Antiviral Activity of the Human Immunodeficiency Virus Type 1—Specific Nonnucleoside Reverse Transcriptase Inhibitor HBY 097 Alone and in Combination with Zidovudine in a Phase II Study

The safety and antiviral activity of the second-generation nonnucleoside inhibitor HBY 097 was investigated in asymptomatic or mildly symptomatic human immunodeficiency virus (HIV)-1-infected patients in a randomized, double-blinded, dose-escalation study. Mean maximum virus load decreases ranged from -1.31 log10 copies/mL of plasma at week 1 in the group receiving HBY 097 monotherapy (250 mg three times daily) to -2.19 log10 copies/mL at week 4 in the group receiving zidovudine plus HBY 097 (750 mg three times daily). After 12 weeks, these patients had viral RNA copy numbers 1.05 log10 below baseline. Genotypic analysis of resistance development revealed reverse transcriptase K103N variants in most patients, which was associated with less durable efficacy of HBY 097 treatment. Fewer patients receiving combination therapy with high-dose HBY 097 developed the K103N variant (P<.01). HBY 097 caused pronounced acute suppression of HIV-1 replication both in combination with zidovudine and alone. Therefore, sustained antiviral activity can be expected from multiple combination therapy regimens including a quinoxaline derivative.

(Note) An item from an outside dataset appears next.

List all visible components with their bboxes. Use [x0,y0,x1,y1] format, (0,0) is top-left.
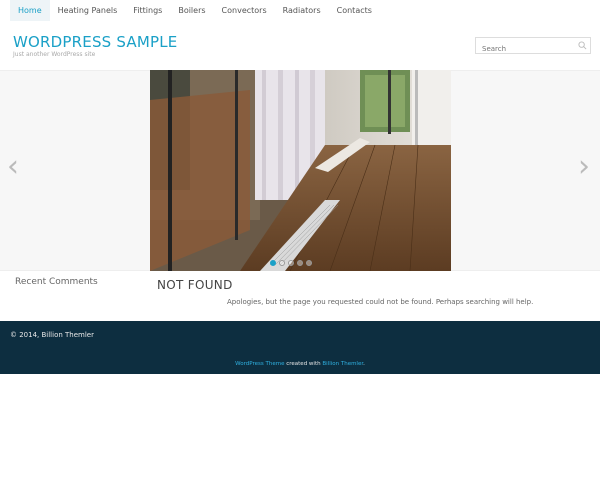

Zidovudine-Resistant Human Immunodeficiency Virus Type 1 Strains Subcultured in the Presence of Both Lamivudine and Quinoxaline HBY 097 Retain Marked Sensitivity to HBY 097 but Not to Lamivudine

Replication of zidovudine-resistant human immunodeficiency virus type 1 (HIV-1) strains (containing the 41 Met-->Leu and 215 Thr-->Tyr mutations in reverse transcriptase [RT]) was inhibited to a significantly greater extent by the combination of lamivudine and quinoxaline HBY 097 than by either drug alone or even fully suppressed by concomitant HBY 097 and lamivudine administration at relatively low concentrations. The virus recovered after exposure to the drug combinations individually had acquired the 103 Lys-->Arg, 138 Glu-->Lys, 184 Met-->Ile, and 189 Val-->Ile mutations in the genetic zidovudine-resistance background of zidovudine-resistant HIV-1. These mutants retained marked sensitivity to HBY 097. The genotypic zidovudine-resistance mutations were maintained in the mutant virus RT genomes, and the viruses also remained phenotypically resistant to zidovudine. Given the exquisite potency of the combination of lamivudine and HBY 097 in suppressing viral replication, this combination should be further pursued in clinical trials examining treatment of HIV-1-infected persons.